Palabras de Longino de Cesarea, según la tradición
La cruz que está ante mí, que ahora está vacía,
sostuvo ayer el peso de un condenado más:
un hombre, sus tres clavos, el dolor, la agonía,
pero también un tiempo sin después ni jamás.
Vislumbré algo en sus ojos que no correspondía
a un calvario tan sordo que no calló el dolor;
había algo en sus manos; en su piel... ¡algo había
además de la sangre que vertía su horror!...
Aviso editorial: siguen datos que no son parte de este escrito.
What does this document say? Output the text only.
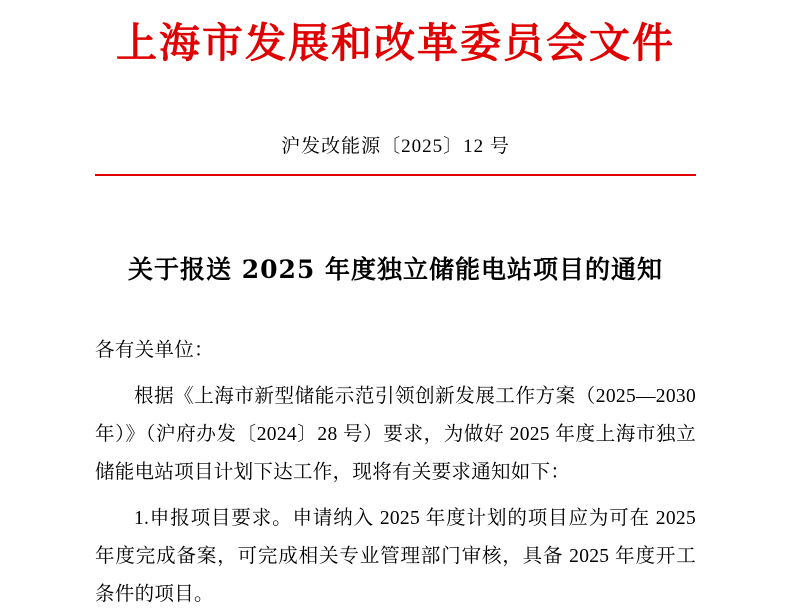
上海市发展和改革委员会文件
沪发改能源〔2025〕12 号
关于报送 2025 年度独立储能电站项目的通知

各有关单位：

根据《上海市新型储能示范引领创新发展工作方案（2025—2030 年）》（沪府办发〔2024〕28 号）要求，为做好 2025 年度上海市独立储能电站项目计划下达工作，现将有关要求通知如下：

1.申报项目要求。申请纳入 2025 年度计划的项目应为可在 2025 年度完成备案，可完成相关专业管理部门审核，具备 2025 年度开工条件的项目。
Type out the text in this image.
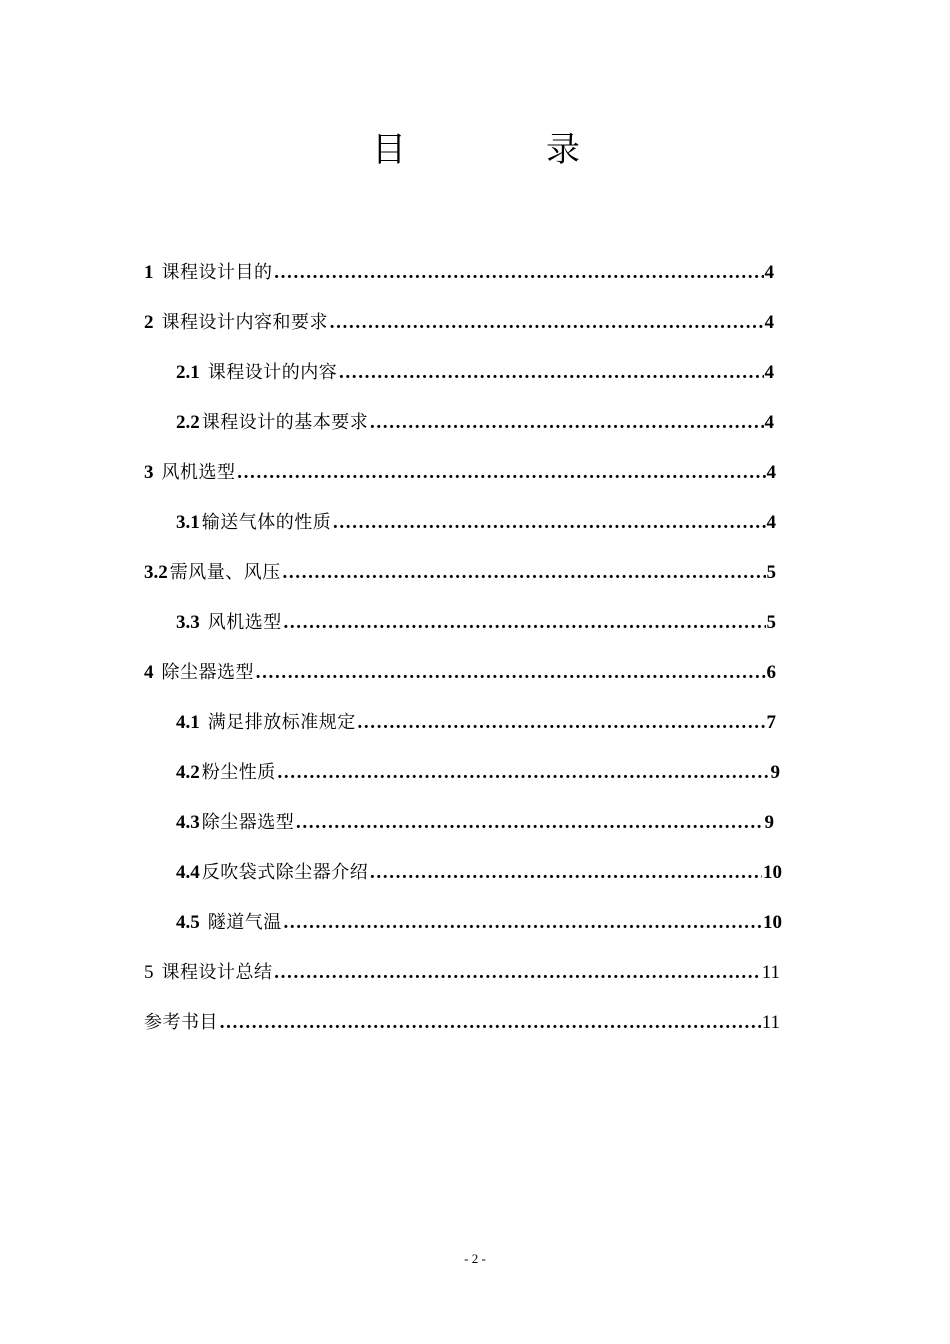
目	录
1 课程设计目的 ……………………………………………………………………………………………………………………………………	4
2 课程设计内容和要求 ……………………………………………………………………………………………………………………………………	4
2.1 课程设计的内容 ……………………………………………………………………………………………………………………………………	4
2.2 课程设计的基本要求 ……………………………………………………………………………………………………………………………………	4
3 风机选型 ……………………………………………………………………………………………………………………………………	4
3.1 输送气体的性质 ……………………………………………………………………………………………………………………………………	4
3.2 需风量、风压 ……………………………………………………………………………………………………………………………………	5
3.3 风机选型 ……………………………………………………………………………………………………………………………………	5
4 除尘器选型 ……………………………………………………………………………………………………………………………………	6
4.1 满足排放标准规定 ……………………………………………………………………………………………………………………………………	7
4.2 粉尘性质 ……………………………………………………………………………………………………………………………………	9
4.3 除尘器选型 ……………………………………………………………………………………………………………………………………	9
4.4 反吹袋式除尘器介绍 ……………………………………………………………………………………………………………………………………	10
4.5 隧道气温 ……………………………………………………………………………………………………………………………………	10
5 课程设计总结 ……………………………………………………………………………………………………………………………………	11
参考书目 ……………………………………………………………………………………………………………………………………	11
- 2 -
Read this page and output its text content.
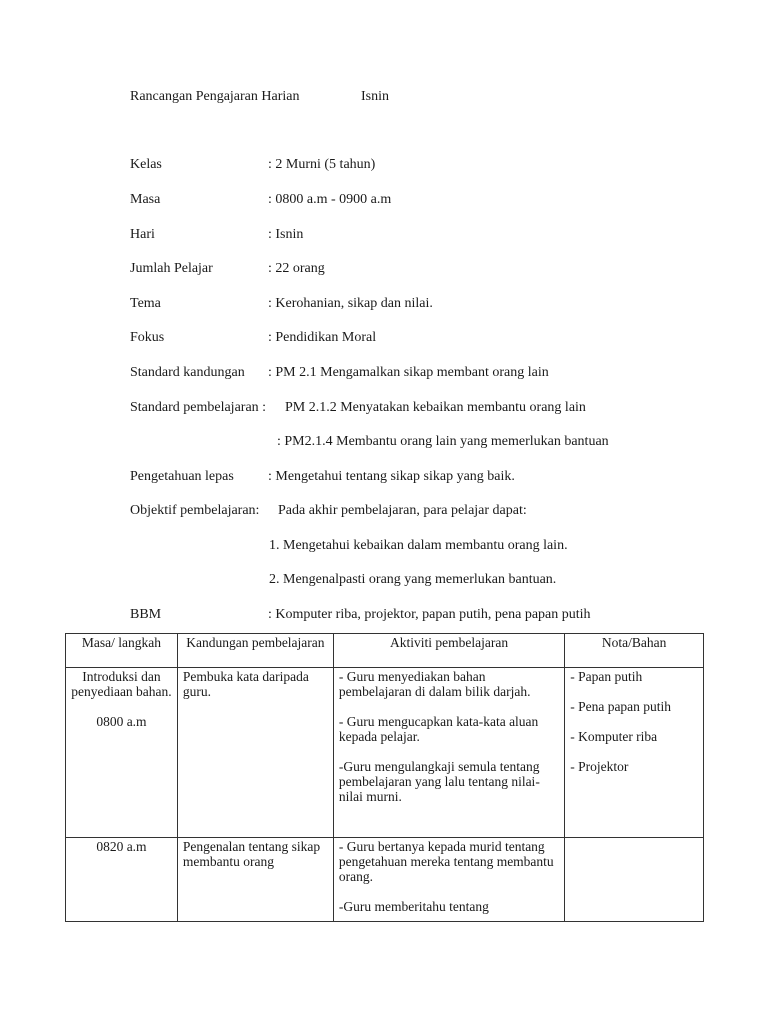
Rancangan Pengajaran Harian	Isnin
Kelas	: 2 Murni (5 tahun)
Masa	: 0800 a.m - 0900 a.m
Hari	: Isnin
Jumlah Pelajar	: 22 orang
Tema	: Kerohanian, sikap dan nilai.
Fokus	: Pendidikan Moral
Standard kandungan : PM 2.1 Mengamalkan sikap membant orang lain
Standard pembelajaran : PM 2.1.2 Menyatakan kebaikan membantu orang lain
: PM2.1.4 Membantu orang lain yang memerlukan bantuan
Pengetahuan lepas : Mengetahui tentang sikap sikap yang baik.
Objektif pembelajaran: Pada akhir pembelajaran, para pelajar dapat:
1. Mengetahui kebaikan dalam membantu orang lain.
2. Mengenalpasti orang yang memerlukan bantuan.
BBM	: Komputer riba, projektor, papan putih, pena papan putih
Masa/ langkah	Kandungan pembelajaran	Aktiviti pembelajaran	Nota/Bahan

Introduksi dan penyediaan bahan.
0800 a.m	Pembuka kata daripada guru.	- Guru menyediakan bahan pembelajaran di dalam bilik darjah.
- Guru mengucapkan kata-kata aluan kepada pelajar.
-Guru mengulangkaji semula tentang pembelajaran yang lalu tentang nilai-nilai murni.	- Papan putih
- Pena papan putih
- Komputer riba
- Projektor

0820 a.m	Pengenalan tentang sikap membantu orang	- Guru bertanya kepada murid tentang pengetahuan mereka tentang membantu orang.
-Guru memberitahu tentang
Yo llevaba una lanza aferrada a mi mano,
tal como lo hice siempre... ¡pero empecé a temblar!
¡Y no hay peor deshonra para un rudo romano
que mostrarse cobarde, que ponerse a llorar!
Lo cierto es que, de pronto, me subyugó un abismo:
¡no me importaba el César, ni el gentío en cuestión;
porque, si era por mí, me importaba lo mismo
estar allí colgado que dar ejecución!
¡Pero no era por mí! Por eso pude hacerlo:
mis manos se movieron, poseídas del Mal,
y tras clavar el hierro, hundirlo, someterlo,
¡sentí que atravesaba un cuerpo celestial!
Era cuestión de tiempo dejar aquel trabajo:
yo andaba casi a tientas, no podía ver bien;
pero cuando mi lanza abrió el profundo tajo,
la sangre de aquel hombre cayó sobre mi sien.
Agua y sangre brotaron para limpiarme el rostro
y verter unas gotas del mar universal:
Padre, Hijo, Pneuma, ángel, virgen, calostro,
discípulos, bautismo, voz del desierto y sal.
Y cuando abrí mis ojos, pude ver claramente
por la sangre bendita que sobre ellos cayó:
noté cómo soldados corrían con la gente,
porque, como mi carne, todo el suelo tembló.
Renuncié a mi centuria después de esa jornada,
poniendo como excusa mi antigua enfermedad,
diciendo que aquel mal me veló la mirada
en su curso de sombra y de calamidad.
Pero a veces me acerco, cuando no hay condenados
que arrastran sus miserias y ocupan esa cruz,
a mirar con los ojos, de lágrimas nublados,
el madero sangriento donde maté a Jesús.
L.G.C.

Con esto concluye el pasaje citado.